Nagourney isn't the only researcher trying to find gentler, more targeted approaches to killing cancer. UCI urologist Dr. David Ornstein's work on proteomics, or the analysis of blood proteins, will also be presented at the AACR conference today. His work focused on detecting prostate cancer by looking at protein patterns in the blood.
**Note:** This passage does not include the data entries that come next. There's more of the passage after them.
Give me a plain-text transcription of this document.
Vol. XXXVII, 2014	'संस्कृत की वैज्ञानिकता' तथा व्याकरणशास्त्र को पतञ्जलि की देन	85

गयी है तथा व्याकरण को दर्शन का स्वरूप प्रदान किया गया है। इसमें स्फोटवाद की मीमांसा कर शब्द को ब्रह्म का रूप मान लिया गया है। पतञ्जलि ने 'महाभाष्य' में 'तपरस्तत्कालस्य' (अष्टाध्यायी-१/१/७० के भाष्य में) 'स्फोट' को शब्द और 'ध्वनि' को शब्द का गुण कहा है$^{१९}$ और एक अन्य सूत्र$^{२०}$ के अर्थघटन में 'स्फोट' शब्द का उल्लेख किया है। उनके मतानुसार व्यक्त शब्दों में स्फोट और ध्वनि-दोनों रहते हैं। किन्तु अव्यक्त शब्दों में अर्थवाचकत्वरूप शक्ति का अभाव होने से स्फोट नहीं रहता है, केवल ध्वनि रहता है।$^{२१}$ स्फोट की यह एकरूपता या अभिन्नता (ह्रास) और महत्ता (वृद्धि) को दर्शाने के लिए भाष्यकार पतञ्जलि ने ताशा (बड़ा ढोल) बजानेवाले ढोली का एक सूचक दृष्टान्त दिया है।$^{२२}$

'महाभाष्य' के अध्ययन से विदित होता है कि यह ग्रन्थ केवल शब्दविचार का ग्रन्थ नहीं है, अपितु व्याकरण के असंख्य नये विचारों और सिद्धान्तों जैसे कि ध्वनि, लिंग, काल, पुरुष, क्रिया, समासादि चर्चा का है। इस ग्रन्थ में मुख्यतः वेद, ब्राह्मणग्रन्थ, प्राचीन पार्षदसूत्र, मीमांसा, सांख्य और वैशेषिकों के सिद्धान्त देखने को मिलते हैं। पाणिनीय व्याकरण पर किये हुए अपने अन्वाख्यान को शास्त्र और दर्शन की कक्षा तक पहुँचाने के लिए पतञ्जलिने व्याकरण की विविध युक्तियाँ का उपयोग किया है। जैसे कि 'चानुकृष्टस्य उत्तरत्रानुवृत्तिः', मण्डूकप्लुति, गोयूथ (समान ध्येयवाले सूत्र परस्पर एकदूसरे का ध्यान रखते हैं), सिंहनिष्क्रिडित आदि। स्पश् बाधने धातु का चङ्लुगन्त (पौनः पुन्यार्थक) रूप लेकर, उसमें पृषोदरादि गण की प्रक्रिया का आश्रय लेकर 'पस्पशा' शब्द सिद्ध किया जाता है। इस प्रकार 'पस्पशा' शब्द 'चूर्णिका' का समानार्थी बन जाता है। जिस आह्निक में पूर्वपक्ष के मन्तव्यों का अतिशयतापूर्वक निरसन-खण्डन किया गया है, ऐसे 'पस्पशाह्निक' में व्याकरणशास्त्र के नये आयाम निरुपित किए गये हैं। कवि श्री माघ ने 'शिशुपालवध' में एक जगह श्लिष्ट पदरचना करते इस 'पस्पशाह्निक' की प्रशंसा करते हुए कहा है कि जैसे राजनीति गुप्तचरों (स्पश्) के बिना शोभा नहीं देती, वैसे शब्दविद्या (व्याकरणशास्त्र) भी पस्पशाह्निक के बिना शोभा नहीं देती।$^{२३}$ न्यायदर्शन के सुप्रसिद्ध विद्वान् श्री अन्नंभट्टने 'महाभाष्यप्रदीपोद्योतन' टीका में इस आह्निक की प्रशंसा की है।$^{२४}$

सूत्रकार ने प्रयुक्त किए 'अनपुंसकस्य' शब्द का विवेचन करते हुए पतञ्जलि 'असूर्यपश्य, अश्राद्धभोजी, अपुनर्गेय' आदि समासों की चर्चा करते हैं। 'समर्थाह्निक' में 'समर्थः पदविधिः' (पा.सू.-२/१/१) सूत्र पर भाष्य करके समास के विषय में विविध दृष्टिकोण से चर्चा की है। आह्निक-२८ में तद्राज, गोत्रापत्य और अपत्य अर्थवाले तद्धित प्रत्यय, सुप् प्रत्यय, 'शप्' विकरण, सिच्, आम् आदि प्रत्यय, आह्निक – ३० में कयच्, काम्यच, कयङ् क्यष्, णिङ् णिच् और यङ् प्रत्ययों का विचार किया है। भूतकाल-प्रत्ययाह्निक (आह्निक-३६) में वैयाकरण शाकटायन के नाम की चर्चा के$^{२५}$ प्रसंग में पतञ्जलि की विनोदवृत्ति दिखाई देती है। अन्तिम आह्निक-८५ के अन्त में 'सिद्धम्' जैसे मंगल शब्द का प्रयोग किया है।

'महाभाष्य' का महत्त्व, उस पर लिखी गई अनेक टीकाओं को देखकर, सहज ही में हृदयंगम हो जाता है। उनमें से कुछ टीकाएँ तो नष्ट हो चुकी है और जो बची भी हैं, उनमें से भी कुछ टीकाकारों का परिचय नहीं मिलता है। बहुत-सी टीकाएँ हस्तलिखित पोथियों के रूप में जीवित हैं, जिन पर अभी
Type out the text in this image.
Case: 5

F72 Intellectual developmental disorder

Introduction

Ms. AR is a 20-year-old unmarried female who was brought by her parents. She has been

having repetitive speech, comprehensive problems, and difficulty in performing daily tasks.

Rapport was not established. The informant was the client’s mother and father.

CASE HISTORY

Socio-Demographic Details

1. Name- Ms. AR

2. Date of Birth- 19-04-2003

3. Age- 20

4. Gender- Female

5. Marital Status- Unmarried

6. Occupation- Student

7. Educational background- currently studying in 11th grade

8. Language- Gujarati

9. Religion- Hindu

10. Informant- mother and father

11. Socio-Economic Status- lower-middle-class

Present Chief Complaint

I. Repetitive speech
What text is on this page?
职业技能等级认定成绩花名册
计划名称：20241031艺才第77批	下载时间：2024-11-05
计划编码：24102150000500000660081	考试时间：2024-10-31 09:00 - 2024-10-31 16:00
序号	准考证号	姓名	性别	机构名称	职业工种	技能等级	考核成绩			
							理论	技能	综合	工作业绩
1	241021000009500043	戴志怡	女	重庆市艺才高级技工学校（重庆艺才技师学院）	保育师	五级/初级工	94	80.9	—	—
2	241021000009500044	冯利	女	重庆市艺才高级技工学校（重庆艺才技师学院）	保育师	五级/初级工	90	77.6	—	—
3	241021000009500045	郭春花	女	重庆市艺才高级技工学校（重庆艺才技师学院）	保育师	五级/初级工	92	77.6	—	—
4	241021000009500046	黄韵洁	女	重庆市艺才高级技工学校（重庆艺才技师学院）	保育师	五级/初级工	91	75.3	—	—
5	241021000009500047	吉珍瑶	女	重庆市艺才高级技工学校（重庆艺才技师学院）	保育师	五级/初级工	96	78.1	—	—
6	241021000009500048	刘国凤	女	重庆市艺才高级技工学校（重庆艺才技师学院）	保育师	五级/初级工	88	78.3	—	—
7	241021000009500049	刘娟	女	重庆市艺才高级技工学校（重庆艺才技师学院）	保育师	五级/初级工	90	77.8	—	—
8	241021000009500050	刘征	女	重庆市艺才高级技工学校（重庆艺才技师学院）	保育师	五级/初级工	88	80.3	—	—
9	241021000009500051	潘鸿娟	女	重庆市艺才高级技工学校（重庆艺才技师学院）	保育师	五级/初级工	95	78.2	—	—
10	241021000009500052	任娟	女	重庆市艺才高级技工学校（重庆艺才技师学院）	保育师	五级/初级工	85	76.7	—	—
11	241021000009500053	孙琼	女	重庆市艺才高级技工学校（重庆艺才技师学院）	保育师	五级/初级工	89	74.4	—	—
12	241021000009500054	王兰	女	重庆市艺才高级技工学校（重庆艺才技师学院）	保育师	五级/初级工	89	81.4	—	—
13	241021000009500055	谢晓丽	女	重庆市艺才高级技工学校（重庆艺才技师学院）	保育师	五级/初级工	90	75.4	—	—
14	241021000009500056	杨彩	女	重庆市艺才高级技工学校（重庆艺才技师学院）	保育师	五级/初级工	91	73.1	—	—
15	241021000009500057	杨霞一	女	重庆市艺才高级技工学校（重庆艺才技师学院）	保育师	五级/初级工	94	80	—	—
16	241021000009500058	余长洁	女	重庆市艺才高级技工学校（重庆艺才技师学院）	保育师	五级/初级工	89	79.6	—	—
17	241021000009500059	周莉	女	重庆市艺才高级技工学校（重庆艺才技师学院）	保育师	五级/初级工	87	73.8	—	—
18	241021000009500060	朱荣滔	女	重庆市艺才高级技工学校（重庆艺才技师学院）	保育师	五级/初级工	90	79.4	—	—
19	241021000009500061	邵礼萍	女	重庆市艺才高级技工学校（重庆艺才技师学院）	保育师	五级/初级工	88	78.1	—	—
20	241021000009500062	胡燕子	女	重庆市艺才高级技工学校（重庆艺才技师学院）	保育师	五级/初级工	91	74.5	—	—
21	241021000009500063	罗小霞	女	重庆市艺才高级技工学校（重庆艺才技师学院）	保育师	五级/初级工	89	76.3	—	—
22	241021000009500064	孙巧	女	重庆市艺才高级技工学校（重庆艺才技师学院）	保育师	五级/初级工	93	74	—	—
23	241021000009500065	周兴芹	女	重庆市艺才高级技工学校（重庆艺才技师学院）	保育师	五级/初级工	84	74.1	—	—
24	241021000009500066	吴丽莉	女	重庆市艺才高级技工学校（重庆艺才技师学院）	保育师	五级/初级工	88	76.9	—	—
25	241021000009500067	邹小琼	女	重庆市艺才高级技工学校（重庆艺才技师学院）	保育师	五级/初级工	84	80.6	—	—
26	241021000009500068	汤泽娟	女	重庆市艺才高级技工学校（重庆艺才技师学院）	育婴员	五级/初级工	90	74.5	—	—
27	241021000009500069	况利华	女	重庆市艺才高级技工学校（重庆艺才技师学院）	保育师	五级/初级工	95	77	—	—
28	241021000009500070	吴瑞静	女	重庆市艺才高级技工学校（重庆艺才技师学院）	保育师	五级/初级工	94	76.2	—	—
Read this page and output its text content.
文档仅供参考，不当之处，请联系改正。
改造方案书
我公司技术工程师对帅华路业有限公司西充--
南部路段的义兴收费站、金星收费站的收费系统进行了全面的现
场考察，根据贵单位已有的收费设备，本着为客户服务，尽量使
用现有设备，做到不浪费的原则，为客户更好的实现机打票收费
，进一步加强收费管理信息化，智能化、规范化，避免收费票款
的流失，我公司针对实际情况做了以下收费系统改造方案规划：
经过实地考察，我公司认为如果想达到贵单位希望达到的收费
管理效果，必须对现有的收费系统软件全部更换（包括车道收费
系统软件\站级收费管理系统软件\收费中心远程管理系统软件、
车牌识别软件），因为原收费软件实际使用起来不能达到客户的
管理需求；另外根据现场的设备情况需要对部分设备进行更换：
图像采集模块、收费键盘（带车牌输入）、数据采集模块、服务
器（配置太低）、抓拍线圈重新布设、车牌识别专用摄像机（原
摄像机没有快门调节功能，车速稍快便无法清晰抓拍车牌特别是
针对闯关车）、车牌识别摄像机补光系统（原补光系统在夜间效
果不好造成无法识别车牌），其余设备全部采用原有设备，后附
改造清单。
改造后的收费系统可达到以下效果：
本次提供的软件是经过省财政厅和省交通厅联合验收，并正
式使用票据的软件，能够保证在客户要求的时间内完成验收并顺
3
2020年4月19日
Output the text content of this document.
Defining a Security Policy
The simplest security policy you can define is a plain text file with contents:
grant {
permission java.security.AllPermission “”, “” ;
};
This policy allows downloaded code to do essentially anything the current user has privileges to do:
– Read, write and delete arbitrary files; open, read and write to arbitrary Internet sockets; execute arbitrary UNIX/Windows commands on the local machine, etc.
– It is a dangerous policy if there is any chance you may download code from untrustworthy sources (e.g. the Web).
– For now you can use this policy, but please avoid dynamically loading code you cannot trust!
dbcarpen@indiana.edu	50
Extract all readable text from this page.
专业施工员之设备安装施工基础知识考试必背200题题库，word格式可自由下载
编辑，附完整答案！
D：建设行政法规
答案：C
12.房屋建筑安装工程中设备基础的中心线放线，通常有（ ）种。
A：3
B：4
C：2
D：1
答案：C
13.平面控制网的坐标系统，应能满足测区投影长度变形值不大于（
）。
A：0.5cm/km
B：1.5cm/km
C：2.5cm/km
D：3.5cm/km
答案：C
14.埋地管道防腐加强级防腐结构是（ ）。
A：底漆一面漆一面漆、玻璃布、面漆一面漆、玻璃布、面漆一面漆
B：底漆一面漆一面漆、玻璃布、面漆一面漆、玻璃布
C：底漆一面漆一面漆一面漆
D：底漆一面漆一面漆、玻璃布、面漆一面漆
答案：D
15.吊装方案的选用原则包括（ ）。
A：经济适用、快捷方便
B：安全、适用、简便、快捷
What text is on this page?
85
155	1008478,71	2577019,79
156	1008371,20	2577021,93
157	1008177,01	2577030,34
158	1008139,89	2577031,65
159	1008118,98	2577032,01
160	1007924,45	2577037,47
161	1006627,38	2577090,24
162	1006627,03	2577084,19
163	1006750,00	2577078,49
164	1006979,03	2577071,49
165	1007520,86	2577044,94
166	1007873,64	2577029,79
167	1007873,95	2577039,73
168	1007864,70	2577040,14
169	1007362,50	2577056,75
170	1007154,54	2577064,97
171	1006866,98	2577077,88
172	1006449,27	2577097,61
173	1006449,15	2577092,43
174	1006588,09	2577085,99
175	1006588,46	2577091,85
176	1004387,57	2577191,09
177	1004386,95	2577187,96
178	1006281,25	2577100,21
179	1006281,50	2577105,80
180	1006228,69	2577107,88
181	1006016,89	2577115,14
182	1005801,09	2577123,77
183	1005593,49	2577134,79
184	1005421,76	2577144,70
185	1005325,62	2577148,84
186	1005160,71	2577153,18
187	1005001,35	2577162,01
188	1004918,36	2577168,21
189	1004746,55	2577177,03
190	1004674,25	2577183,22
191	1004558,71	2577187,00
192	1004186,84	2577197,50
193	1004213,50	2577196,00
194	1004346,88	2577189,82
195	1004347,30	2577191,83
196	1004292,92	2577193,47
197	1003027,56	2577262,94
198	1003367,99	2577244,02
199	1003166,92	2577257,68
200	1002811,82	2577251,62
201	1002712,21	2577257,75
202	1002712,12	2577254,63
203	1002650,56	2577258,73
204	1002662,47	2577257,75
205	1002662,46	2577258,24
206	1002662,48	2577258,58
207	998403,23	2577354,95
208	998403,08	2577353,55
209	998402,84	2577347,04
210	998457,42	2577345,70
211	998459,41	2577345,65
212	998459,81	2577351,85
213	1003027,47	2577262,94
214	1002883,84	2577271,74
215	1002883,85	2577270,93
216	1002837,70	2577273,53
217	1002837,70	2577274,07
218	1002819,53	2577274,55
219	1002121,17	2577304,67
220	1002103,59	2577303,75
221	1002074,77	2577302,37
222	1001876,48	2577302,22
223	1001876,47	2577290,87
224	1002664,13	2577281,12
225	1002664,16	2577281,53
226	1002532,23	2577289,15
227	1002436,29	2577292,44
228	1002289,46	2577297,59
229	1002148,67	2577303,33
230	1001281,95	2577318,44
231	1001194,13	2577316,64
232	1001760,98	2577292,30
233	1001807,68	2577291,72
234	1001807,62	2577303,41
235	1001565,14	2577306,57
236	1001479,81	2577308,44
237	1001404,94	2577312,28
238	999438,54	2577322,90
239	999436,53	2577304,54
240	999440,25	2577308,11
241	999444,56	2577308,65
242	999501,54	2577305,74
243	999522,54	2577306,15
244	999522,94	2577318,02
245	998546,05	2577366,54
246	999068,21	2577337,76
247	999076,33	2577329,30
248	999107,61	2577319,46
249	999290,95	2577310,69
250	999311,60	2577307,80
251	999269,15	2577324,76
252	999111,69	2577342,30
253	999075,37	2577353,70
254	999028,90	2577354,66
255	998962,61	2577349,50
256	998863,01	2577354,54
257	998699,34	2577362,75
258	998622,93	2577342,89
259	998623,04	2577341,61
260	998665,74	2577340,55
Men who are suspected of having prostate cancer often undergo needle biopsies of their prostate to check for the disease. Researchers tested the blood of men who had had needle biopsies and found that the blood test could have saved 67 percent of the men who didn't have cancer from having to undergo the painful biopsy.
While this study focused on diagnosis, Ornstein said proteomics might also be used to predict which treatments would work for individual cancer patients. Researchers at the University of North Carolina have started a clinical trial to test the technology in finding fitting therapies for ovarian cancer patients.
"If you use targeted therapy, meaning you're only treating patients who will benefit from the treatments, you'll eliminate patients from having undue side effects without any benefit," Ornstein said. "The problem with standard chemotherapy is that it's like taking a machine gun and shooting everything in the way and hoping you get the cancer cells along with that."
While doctors seek the best way to match existing drugs to individual tumors, they also believe that emerging technologies will help find better, safer drugs to kill cancer.
Comparing current chemotherapy with the arsenic treatments once given for syphilis, Nagourney said, "Up until now, we've been indiscriminately poisoning healthy cells. Once you could identify a unique aspect to the (syphilis) bacteria, you could come up with penicillin," he said. "We are on the verge of developing penicillin for cancer.".